Weeks later, the man said, he was pulled from class one afternoon and found Trauger waiting in the hallway.

Trauger told him he had approached school administrators, who were priests of an independent religious order, and said he was trying to find a former pupil of his. They let him review student ID photos until he found the boy.

Trauger kept him in the locked room for at least an hour, the man said. He was freed when a faculty member who had been looking for him banged on the door.

Trauger told the boy he knew where he lived, the names of his parents and siblings, and where his nieces and nephews went to school.

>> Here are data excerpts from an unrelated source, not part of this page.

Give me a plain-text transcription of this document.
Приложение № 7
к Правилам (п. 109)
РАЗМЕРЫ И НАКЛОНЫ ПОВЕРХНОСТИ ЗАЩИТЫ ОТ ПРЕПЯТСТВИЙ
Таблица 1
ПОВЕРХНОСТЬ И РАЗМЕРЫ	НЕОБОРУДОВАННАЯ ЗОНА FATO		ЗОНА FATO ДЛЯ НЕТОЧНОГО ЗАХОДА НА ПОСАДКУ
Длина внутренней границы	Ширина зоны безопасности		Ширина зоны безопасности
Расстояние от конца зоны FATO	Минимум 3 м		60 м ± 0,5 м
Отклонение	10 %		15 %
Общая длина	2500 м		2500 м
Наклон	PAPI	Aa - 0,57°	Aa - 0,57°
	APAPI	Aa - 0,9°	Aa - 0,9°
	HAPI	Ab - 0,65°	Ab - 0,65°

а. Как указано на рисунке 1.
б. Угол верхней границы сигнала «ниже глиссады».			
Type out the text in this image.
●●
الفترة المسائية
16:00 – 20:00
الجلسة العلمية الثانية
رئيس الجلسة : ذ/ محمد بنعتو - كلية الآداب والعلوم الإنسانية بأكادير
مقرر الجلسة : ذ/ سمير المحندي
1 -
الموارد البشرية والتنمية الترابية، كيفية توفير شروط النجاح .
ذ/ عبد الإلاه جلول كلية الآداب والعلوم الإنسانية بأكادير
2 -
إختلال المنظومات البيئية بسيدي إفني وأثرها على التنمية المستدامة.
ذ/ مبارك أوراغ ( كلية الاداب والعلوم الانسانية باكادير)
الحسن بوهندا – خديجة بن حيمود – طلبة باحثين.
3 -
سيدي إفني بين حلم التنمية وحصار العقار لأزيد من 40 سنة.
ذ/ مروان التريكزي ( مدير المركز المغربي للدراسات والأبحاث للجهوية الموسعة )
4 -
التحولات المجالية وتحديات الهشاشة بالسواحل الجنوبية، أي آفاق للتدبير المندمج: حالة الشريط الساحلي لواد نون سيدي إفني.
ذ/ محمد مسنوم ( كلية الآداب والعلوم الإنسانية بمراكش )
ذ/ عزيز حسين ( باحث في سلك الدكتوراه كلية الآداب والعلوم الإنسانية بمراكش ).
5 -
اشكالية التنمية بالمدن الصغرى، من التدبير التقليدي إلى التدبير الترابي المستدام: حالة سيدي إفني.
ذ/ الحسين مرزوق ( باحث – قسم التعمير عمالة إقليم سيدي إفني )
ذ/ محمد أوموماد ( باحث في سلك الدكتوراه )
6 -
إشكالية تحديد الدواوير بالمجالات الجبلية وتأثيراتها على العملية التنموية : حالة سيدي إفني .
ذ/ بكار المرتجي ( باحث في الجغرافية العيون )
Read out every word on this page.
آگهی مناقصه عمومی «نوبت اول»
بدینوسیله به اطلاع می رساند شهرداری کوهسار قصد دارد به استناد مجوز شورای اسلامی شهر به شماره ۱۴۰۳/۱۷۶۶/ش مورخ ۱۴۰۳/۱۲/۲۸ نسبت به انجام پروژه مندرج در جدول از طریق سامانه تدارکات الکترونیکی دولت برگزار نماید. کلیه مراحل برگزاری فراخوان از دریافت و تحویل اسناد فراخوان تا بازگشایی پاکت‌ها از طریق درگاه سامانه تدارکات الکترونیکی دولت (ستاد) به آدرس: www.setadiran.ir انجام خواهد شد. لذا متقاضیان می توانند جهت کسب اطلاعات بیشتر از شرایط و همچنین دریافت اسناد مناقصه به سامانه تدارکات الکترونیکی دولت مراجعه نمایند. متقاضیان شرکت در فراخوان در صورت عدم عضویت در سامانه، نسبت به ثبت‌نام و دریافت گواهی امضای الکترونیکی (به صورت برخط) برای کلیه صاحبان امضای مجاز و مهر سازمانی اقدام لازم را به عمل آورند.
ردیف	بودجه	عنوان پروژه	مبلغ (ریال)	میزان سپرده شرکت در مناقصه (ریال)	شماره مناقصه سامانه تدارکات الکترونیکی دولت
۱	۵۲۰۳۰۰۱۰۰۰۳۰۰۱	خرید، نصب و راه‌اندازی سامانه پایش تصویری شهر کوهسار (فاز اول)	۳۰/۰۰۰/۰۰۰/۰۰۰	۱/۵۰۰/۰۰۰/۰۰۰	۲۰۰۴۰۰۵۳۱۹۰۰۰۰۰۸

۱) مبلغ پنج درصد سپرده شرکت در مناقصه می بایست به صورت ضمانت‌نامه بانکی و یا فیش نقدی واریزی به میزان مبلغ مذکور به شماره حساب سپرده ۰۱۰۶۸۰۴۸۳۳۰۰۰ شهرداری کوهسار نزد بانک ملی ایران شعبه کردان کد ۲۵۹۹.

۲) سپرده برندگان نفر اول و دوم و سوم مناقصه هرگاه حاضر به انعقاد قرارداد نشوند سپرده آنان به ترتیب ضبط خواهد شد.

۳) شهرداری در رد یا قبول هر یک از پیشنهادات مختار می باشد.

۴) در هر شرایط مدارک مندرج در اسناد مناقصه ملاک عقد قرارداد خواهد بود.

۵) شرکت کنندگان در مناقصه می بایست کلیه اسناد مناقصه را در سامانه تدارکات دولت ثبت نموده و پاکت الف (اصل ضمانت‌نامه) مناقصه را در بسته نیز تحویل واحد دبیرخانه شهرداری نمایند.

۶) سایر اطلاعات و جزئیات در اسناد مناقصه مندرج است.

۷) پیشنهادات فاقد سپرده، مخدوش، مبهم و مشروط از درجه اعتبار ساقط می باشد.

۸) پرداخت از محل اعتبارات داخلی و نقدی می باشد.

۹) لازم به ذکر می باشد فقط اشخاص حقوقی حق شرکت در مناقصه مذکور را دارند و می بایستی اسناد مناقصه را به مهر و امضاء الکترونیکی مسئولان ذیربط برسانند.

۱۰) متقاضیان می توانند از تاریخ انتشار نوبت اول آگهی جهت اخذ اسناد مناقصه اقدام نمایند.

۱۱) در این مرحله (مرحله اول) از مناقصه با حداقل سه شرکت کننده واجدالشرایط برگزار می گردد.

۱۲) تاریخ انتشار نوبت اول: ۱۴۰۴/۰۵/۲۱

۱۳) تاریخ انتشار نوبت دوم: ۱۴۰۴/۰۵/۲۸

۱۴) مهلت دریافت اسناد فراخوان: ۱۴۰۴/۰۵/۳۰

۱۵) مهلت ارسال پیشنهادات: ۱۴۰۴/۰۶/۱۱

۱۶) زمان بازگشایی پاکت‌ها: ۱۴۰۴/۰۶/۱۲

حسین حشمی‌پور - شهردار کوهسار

The next day, the school principal and vice principal, alerted by the faculty member, came to the teen's home to discuss the incident with him and his parents. More than a decade passed before an archdiocese investigator contacted him, in 2003, to arrange an interview about it, the man testified.

During cross-examination by Lynn's lawyer, Thomas Bergstrom, the man acknowledged he never met or had heard of Lynn until recently.